Ich selbst finde Ermittlungsarbeit sehr spannend. Ich liebe den Whodunnit-Anteil von Krimis, die Auswertung von Spuren, die Zeugenbefragungen, aus denen sich Stück für Stück ein Bild des Geschehens zusammensetzt. Andererseits interessiere ich mich auch für die psychologischen Auswirkungen der Ereignisse auf die Beteiligten. Deshalb teilen sich meine Romane meist in zwei Stränge, einer beschreibt die Ermittlungen aus Sicht der Polizei, der andere beschreibt das Geschehen aus Sicht einer persönlich betroffenen Person. Letztere Schilderungen sind oft sehr emotional, was ich bei Krimis manchmal vermisse. Ein Mensch wird ermordet oder ein Kind verschwindet – dies sind Ereignisse mit hoher emotionaler Durchschlagskraft. Ich finde es seltsam, wenn über die Gefühle der Beteiligten hinweggeschrieben wird.
Eine Frage zur Arbeitsweise: Steht am Anfang ein Exposé, nach dem Sie Ihre Romane entwerfen? Oder entwickelt sich vieles noch im Schreibprozess?
Teils, teils. Ich beginne immer mit einer Idee. Das kann das Thema sein, über das ich schreiben möchte oder auch eine bestimmte Ausgangssituation. Zum Beispiel: Zwei Frauen begegnen sich am Strand, freunden sich an, dann verschwindet die eine plötzlich wieder aus dem Leben der anderen. Mit dieser Grundidee spiele ich dann eine ganze Weile, lote ihre Möglichkeiten aus, frage mich, was ich alles benötige, um sie zu realisieren, entdecke Figuren, die zu dieser Idee passen.
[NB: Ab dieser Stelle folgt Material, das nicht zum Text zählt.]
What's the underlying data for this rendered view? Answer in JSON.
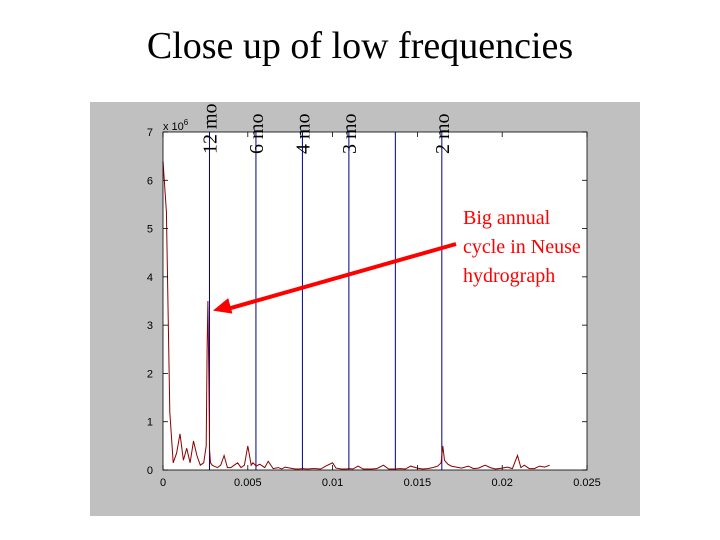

Die Figuren wiederum beeinflussen den Plot. Das ist der kreativste Teil meiner Arbeit, der mir am meisten Spaß macht. Am Ende dieser Phase habe ich einen Stufenplan, eine grobe Übersicht über die Szenen des Romans bis hin zum Finale und eine Analyse der wichtigsten Charaktere. Beim eigentlichen Schreiben stütze ich mich dann auf diese Vorarbeiten. Ich sehe sie allerdings nicht als Korsett, das mich einengt, sondern als Skelett, an dem ich mich entlanghangeln kann. Wenn ich beim Schreiben bemerke, dass Ideen nicht funktionieren, tausche ich sie aus. Und wenn mir geniale Einfälle kommen, die ich unbedingt einbauen möchte, suche ich mir einen Platz dafür.
Wie sieht Ihr Schreiballtag aus? Haben Sie feste Zeiten, um zu schreiben?
Ja. Ohne Schreibstruktur würde ich niemals ein Buch beenden, denn es ist für mich harte Arbeit.